The versions of the human genome produced by the two teams are in different states of completion because of the different methods each used to determine the order of DNA units in the genome.

The consortium chose first to break the genome down into large chunks, called BAC's, which are about 150,000 DNA letters long, and to sequence each BAC separately. This BAC by BAC strategy also required "mapping" the genome, or defining short sequences of milestone DNA that would help show where each BAC belonged on its parent chromosome, the giant DNA molecules of which the genome is composed.

BAC's are assembled from thousands of snippets of DNA, each about 500 DNA letters in length. This is the longest run of DNA letters that the DNA sequencing machines can analyze.

A computer pieces together the snippets by looking for matches in the DNA sequence where one snippet overlaps another.

But the BAC's do not assemble cleanly from their component snippets. One reason is that human DNA is full of repetitive sequences -- the same run of letters repeated over and over again -- and these repetitions baffle the computer algorithms set to assemble the pieces.

The stage the consortium has now reached is that all its BAC's are mapped, making the whole genome available in a nested set of smaller jigsaw puzzles.

But the BAC's are in varying stages of completion. The BAC's covering the two smallest human chromosomes, numbers 21 and 22, are essentially complete. But many other BAC's are in less immaculate states of assembly. Many consist of assembled pieces no more than 10,000 units long, and the order of these pieces within each BAC is not known.

The sum of the assembled pieces in each BAC now covers 85 percent of the genome. This working draft, as the consortium calls it, is maybe not a thing of beauty but is of great value to researchers looking for genes and represents a major accomplishment.

Celera's genome has been assembled by a different method, called a whole genome shotgun strategy.

Following a scheme proposed by Dr. Eugene Myers and Dr. J. L. Weber, Celera skips the time-consuming mapping stage and breaks the whole genome down into a set of fragments that are 2,000, 10,000 and 50,000 letters long. These fragments are analyzed separately and then assembled in a single mammoth computer run, with a handful of clever tricks to step across the repetitive sequence regions in the DNA.

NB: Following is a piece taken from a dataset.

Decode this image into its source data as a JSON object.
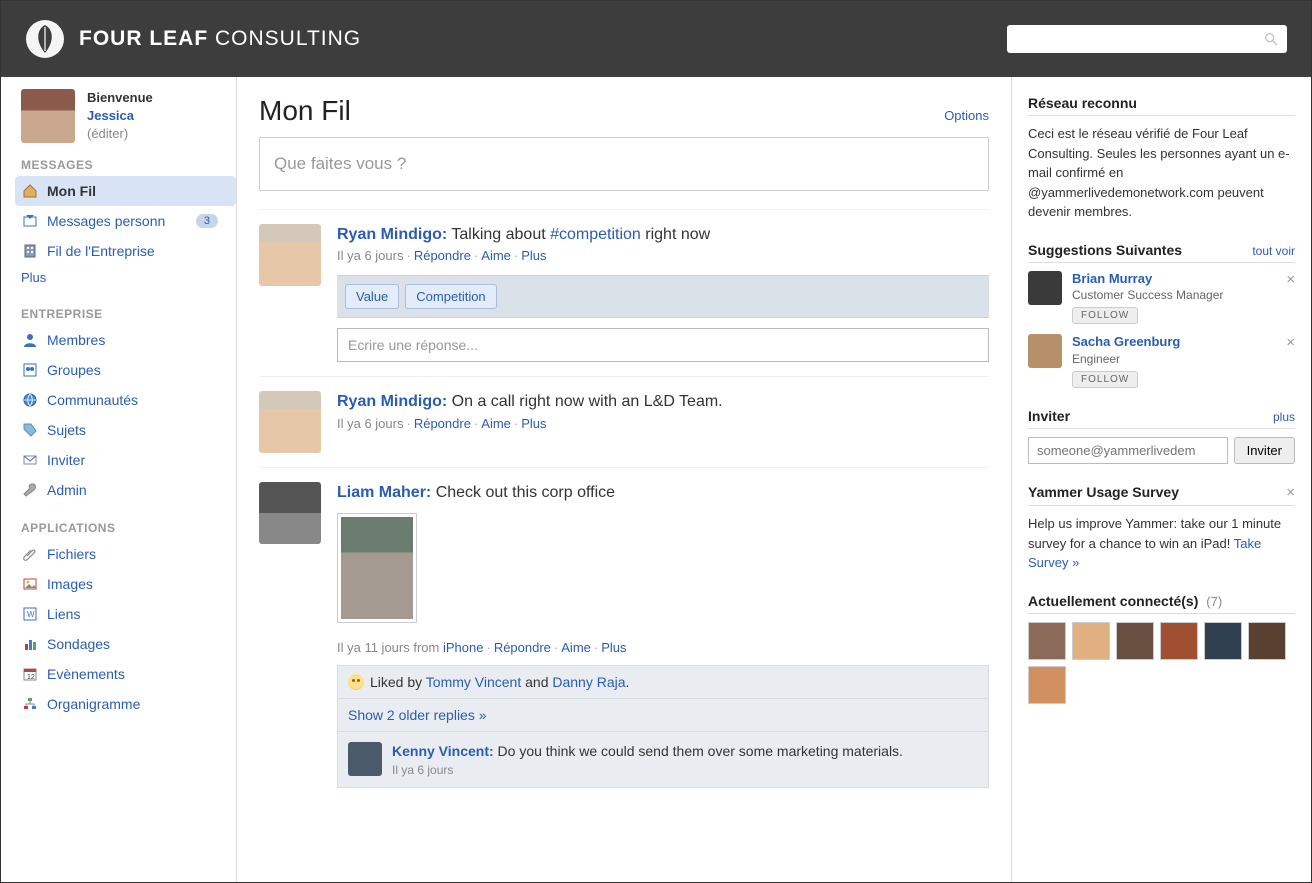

The approach ideally required sequencing 30 billions units of DNA -- 10 times that in a single genome.

Dr. Venter seems to have taken a considerable risk by starting his assembly at the end of March this year when he possessed only a threefold coverage of the genome. He has since raised his total to 4.6-fold coverage.

The decision may have been influenced by Celera's rate of capital expenditure -- the company's electric bill alone is $100,000 a month -- and by the need to sequence the mouse genome as well so as to offer database clients a two-genome package.

The mouse genome is expected to be invaluable for interpreting the human genome, and Dr. Venter said today that Celera would finish sequencing it by the end of the year.

Because of having relatively little of its own data, Celera made use of the consortium's publicly available sequence data and, indirectly, of the positional information contained in the consortium's mapped set of BAC's. The consortium can justifiably share in the credit for Celera's version of the genome, another cogent factor in the logic of today's truce.

Biotech Shares Rise and Fall

Stocks of biotechnology companies rose early yesterday after a White House announcement that the first survey of the human genome had been completed, but investors cashed in some of their profits before trading ended, causing several issues to fall.

Biotechnology shares peaked in March in a speculative frenzy, before backsliding sharply. In recent weeks, they again posted significant increases in anticipation of the genome announcement.

The Celera Genomics unit of the PE Corporation, which participated in the mapping project and has been one of the highest fliers, dropped $12.25, to $113 yesterday. The stock of the company, based in Rockville, Md., hit a record high of $252 a share on Feb. 25. Although well off its high, Celera shares are still up 1,400 percent from this time last year.